As chair of the clinical ethics committee for the University of Alberta hospitals, Dr. Mack and her co-author have set out to warn both those in their profession and the government, along with the Supreme Court that they have well founded and grave  apprehensions about tasking doctors and in particular those in her line of work with the dreadful business of hastening death, when their very professional code has always pledged otherwise.

Their fear of some instances where things go dreadfully wrong reflects the possibility of patients experiencing convulsions, a longer-than anticipated "time to death", or "awakenings" while waiting for the fatal drugs to take their effect. The medical profession in its entirety is none too pleased with being tasked by society through the Supreme Court of Canada ordering the government to issue guidelines for the decriminalization of assisted dying. They might prefer that "euthanists" be authorized to take the initiative in providing the service.

The concerns of anesthesiologists are several, and Dr. Mack and her co-author enumerated them in the article she co-authored for publication directed at the audience in her profession. Will her profession be tasked with developing "recipes" for euthanasia? Will it be up to the anesthesiologist to make a determination based on how they perceive the patient's state of mind? Pointing out that informed consent is represented by giving due warning to patients of the potential risks involved in the procedure.

And those potential risks are those which her profession must balance on a regular basis, but rarely in the process of hastening death rather than keeping the Grim Reaper at bay. The article points out that some patients sometimes respond to drugs in ways that the anesthesiologist least expects; each individual is truly different in how the drugs play out in their systems. "We can foresee potential complications" they warned, in a process that is never simple.

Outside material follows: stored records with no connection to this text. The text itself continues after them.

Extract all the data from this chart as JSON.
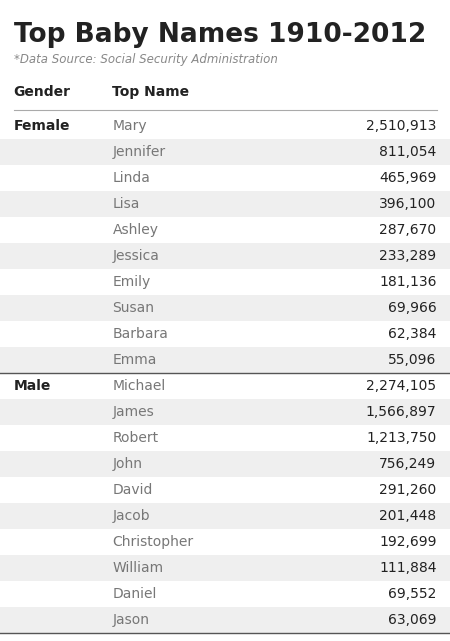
{
  "title": "Top Baby Names 1910-2012",
  "subtitle": "*Data Source: Social Security Administration",
  "female_rows": [
    [
      "Female",
      "Mary",
      "2,510,913"
    ],
    [
      "",
      "Jennifer",
      "811,054"
    ],
    [
      "",
      "Linda",
      "465,969"
    ],
    [
      "",
      "Lisa",
      "396,100"
    ],
    [
      "",
      "Ashley",
      "287,670"
    ],
    [
      "",
      "Jessica",
      "233,289"
    ],
    [
      "",
      "Emily",
      "181,136"
    ],
    [
      "",
      "Susan",
      "69,966"
    ],
    [
      "",
      "Barbara",
      "62,384"
    ],
    [
      "",
      "Emma",
      "55,096"
    ]
  ],
  "male_rows": [
    [
      "Male",
      "Michael",
      "2,274,105"
    ],
    [
      "",
      "James",
      "1,566,897"
    ],
    [
      "",
      "Robert",
      "1,213,750"
    ],
    [
      "",
      "John",
      "756,249"
    ],
    [
      "",
      "David",
      "291,260"
    ],
    [
      "",
      "Jacob",
      "201,448"
    ],
    [
      "",
      "Christopher",
      "192,699"
    ],
    [
      "",
      "William",
      "111,884"
    ],
    [
      "",
      "Daniel",
      "69,552"
    ],
    [
      "",
      "Jason",
      "63,069"
    ]
  ],
  "bg_color": "#ffffff",
  "stripe_color": "#efefef",
  "header_line_color": "#aaaaaa",
  "group_line_color": "#555555",
  "gender_text_color": "#222222",
  "name_text_color": "#777777",
  "count_text_color": "#222222",
  "title_color": "#222222",
  "subtitle_color": "#888888"
}
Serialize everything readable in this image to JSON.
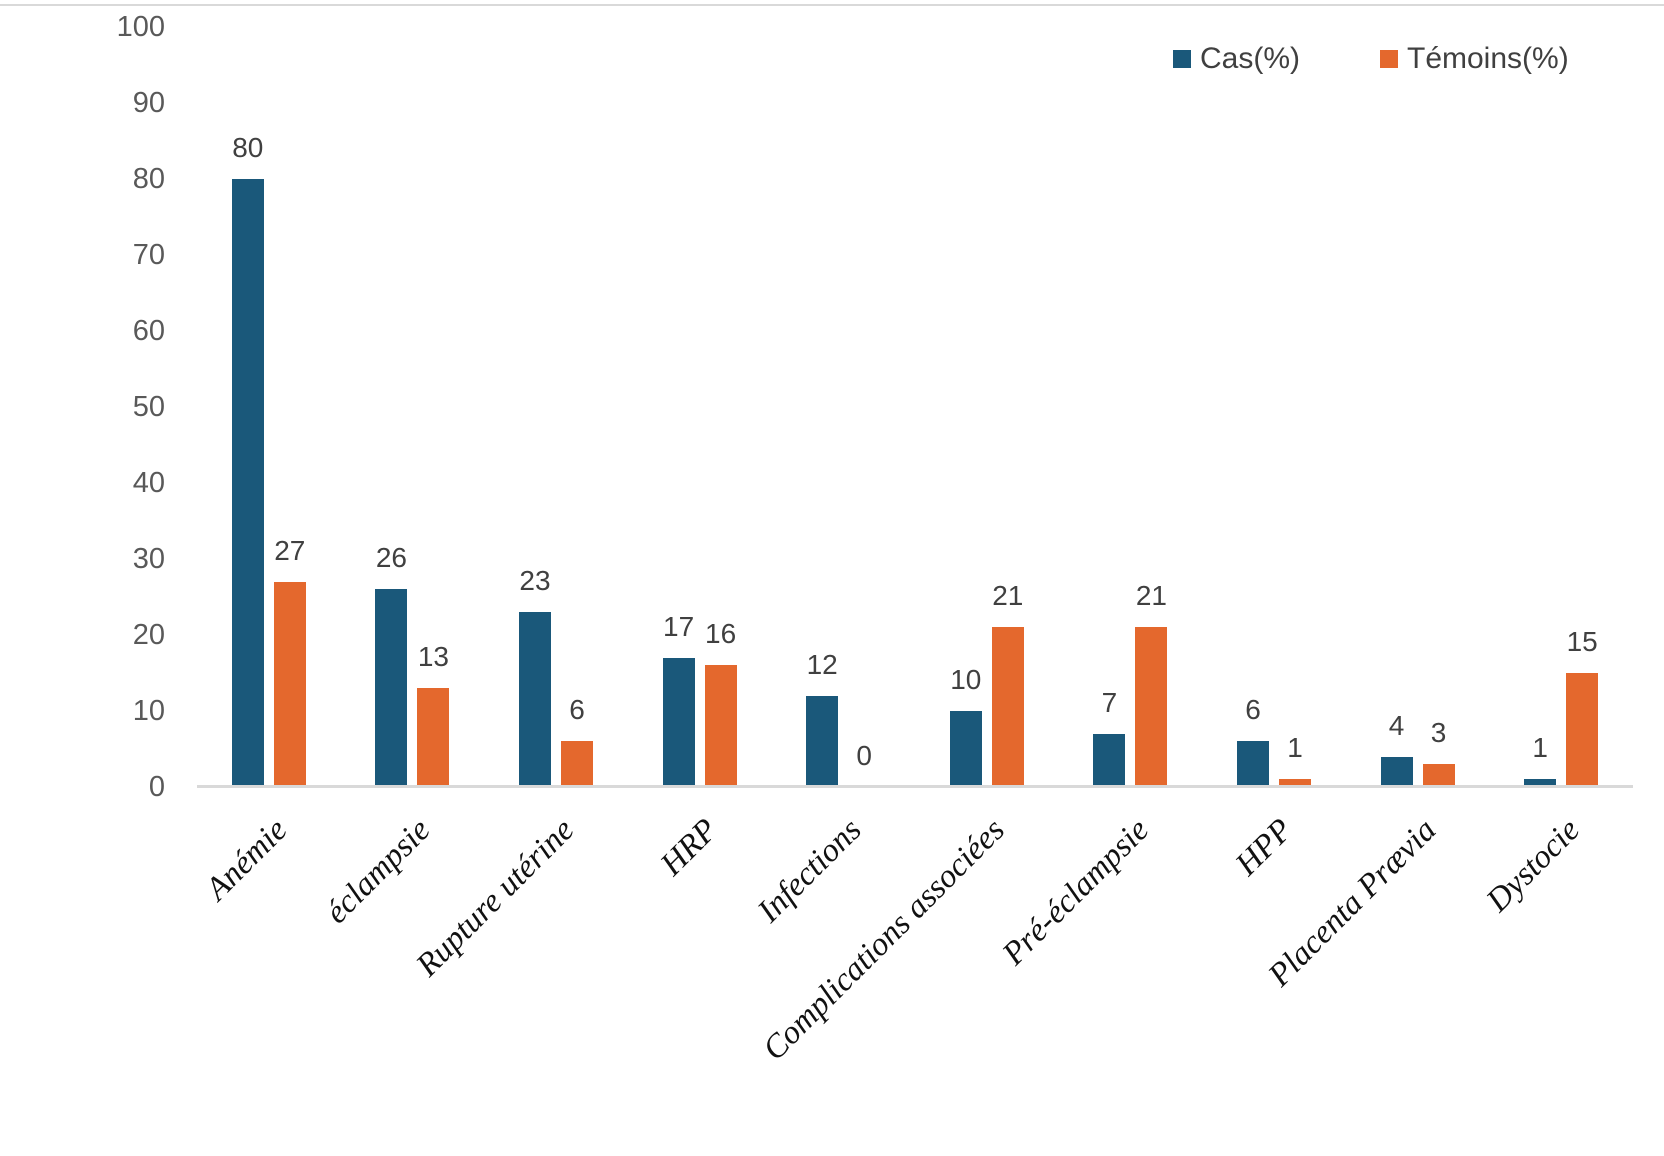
{
  "chart_data": {
    "type": "bar",
    "title": "",
    "xlabel": "",
    "ylabel": "",
    "categories": [
      "Anémie",
      "éclampsie",
      "Rupture utérine",
      "HRP",
      "Infections",
      "Complications associées",
      "Pré-éclampsie",
      "HPP",
      "Placenta Prævia",
      "Dystocie"
    ],
    "series": [
      {
        "name": "Cas(%)",
        "color": "#1A587A",
        "values": [
          80,
          26,
          23,
          17,
          12,
          10,
          7,
          6,
          4,
          1
        ]
      },
      {
        "name": "Témoins(%)",
        "color": "#E4682D",
        "values": [
          27,
          13,
          6,
          16,
          0,
          21,
          21,
          1,
          3,
          15
        ]
      }
    ],
    "ylim": [
      0,
      100
    ],
    "yticks": [
      0,
      10,
      20,
      30,
      40,
      50,
      60,
      70,
      80,
      90,
      100
    ],
    "grid": "off",
    "legend_position": "top-right",
    "bar_value_labels": true
  },
  "legend": {
    "items": [
      {
        "label": "Cas(%)"
      },
      {
        "label": "Témoins(%)"
      }
    ]
  },
  "colors": {
    "background": "#FFFFFF",
    "axis_line": "#D9D9D9",
    "top_border": "#D9D9D9",
    "tick_label": "#595959",
    "data_label": "#404040",
    "legend_text": "#404040",
    "category_label": "#111111",
    "series_cas": "#1A587A",
    "series_temoins": "#E4682D"
  }
}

"Depending on what kind of safeguards are in place, and who's present, you can have reactions to overdose -- convulsions, vomiting, aspirations", Dr. Mack warned, of the consequences that can ensue when a doctor prescribes a fatal drug overdose, depending on the patient to self-administer. With lethal injection there is the possibility of "awareness" representing an unusual complication of general anesthesia during surgery when sleep drugs fail, leaving the patient paralyzed and awake.

The three-step process most common with euthanasia; a drug to relax the patient; a general anesthetic to induce artificial coma; and a neuromuscular block to cause respiratory arrest, cardiac arrest and death, can go awry for nothing, no protocol is failsafe, just as all humans are differentiated by their reactions to common procedures. "We take a lot of care with our monitoring and our assessment of the patient to judge depths of anesthesia", Dr. Mack stated.

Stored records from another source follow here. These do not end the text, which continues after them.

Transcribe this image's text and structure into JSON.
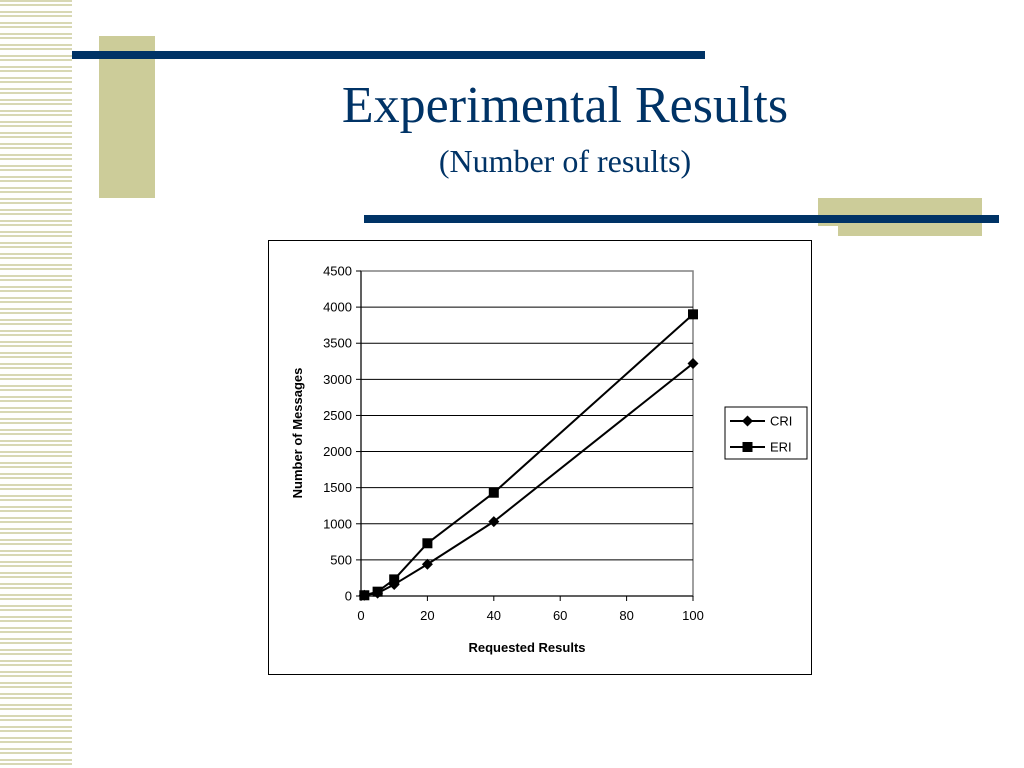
{
  "slide": {
    "title": "Experimental Results",
    "subtitle": "(Number of results)",
    "colors": {
      "title": "#003366",
      "rule": "#003366",
      "accent_block": "#cccc99"
    }
  },
  "chart_data": {
    "type": "line",
    "xlabel": "Requested Results",
    "ylabel": "Number of Messages",
    "x_ticks": [
      "0",
      "20",
      "40",
      "60",
      "80",
      "100"
    ],
    "y_ticks": [
      "0",
      "500",
      "1000",
      "1500",
      "2000",
      "2500",
      "3000",
      "3500",
      "4000",
      "4500"
    ],
    "xlim": [
      0,
      100
    ],
    "ylim": [
      0,
      4500
    ],
    "grid": "horizontal",
    "legend_position": "right",
    "series": [
      {
        "name": "CRI",
        "marker": "diamond",
        "x": [
          1,
          5,
          10,
          20,
          40,
          100
        ],
        "y": [
          10,
          40,
          160,
          440,
          1030,
          3220
        ]
      },
      {
        "name": "ERI",
        "marker": "square",
        "x": [
          1,
          5,
          10,
          20,
          40,
          100
        ],
        "y": [
          10,
          60,
          230,
          730,
          1430,
          3900
        ]
      }
    ]
  }
}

If an error occurs during the euthanasia process; the muscle relaxant injected before the coma is sufficiently deep to prevent the patient from being aware of the effects, that person could die by suffocation in a paralyzed state while remaining conscious of what is happening. Quebec has proceeded with providing euthanasia services since the act became legal in December. The provincial guidelines state that while the risk of loss of consciousness may be "inadequate" is low, should the IV catheter be inserted improperly or the drugs injected too slowly, effectiveness would be complicated.

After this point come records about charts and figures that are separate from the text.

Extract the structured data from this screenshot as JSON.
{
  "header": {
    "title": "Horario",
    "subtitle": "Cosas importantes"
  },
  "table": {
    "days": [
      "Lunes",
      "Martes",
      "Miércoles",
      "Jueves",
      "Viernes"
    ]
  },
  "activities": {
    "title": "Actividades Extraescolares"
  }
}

Physician-assisted death could, in the space of a year in Canada, result in 7,000 such assists annually. In the Netherlands, where euthanasia and assisted suicide represent roughly three percent of total yearly deaths, their experience might serve as an anticipatory template for the procedure in Canada. Among those who deplore the very concept of assisted death and euthanasia, other solutions to coping with the end-of-life and unmitigated suffering are raised, most notably the need to bolster a country-wide palliative care program.